How does First Quantum evaluate the political situation in Zambia and what does it mean for international investors?

Zambia has shown a great ability to exercise democracy through elections. First Quantum places great value on the democratic rights of the citizens of the jurisdictions in which it operates, as does the international investor community.  This is as important as the social license to operate and something which influences decision-making processes.  Whilst all nations experience political challenges, we remain confident that democracy remains important to Zambians.  This was underlined by Zambia’s recent overwhelming decision to remain a signatory to the International Criminal Court following a wide domestic consultation.

Where would you like to see First Quantum’s projects in Zambia in two to three years?  

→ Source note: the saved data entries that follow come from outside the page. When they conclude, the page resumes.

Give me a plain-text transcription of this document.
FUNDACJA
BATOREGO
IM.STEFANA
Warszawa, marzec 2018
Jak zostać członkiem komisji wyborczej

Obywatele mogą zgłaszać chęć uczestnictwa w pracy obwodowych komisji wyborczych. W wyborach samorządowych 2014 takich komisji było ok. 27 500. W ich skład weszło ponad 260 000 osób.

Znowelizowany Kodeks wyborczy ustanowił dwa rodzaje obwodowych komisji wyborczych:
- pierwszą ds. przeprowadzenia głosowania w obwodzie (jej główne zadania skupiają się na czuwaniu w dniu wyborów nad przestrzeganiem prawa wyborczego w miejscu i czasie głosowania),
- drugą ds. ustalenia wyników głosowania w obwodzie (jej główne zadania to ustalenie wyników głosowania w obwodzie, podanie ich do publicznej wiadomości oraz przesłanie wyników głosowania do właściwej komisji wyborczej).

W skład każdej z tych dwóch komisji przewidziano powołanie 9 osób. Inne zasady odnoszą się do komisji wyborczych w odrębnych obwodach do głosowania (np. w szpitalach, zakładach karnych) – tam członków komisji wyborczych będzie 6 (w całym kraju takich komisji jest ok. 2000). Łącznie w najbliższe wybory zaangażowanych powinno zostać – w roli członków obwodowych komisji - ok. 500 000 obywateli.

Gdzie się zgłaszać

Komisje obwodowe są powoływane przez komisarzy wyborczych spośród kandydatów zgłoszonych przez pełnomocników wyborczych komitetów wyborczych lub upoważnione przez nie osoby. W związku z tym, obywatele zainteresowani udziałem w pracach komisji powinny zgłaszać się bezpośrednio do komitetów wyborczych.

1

Zambia wants to return to being Africa’s largest copper producer, reclaiming that title from DRC. With the Sentinel mine getting closer to nameplate capacity every month, that objective is entirely realistic. First Quantum is constantly evaluating its operations to increase efficiency and to take full advantage of emerging technologies; all of which will serve to secure production and reduce costs.  Certainly, we would also like to see our foundations continue with their work in the communities in which we work; to develop the towns and promote local business enterprises with a constant eye on these communities becoming self-sustaining in the fullness of time.  We would also like see the conservation farming continue to flourish, both for arable and potentially livestock farming too – hand-in-hand with our wildlife conservation, health and education initiatives.  We are very proud to be able to play a role in the development of these rural communities.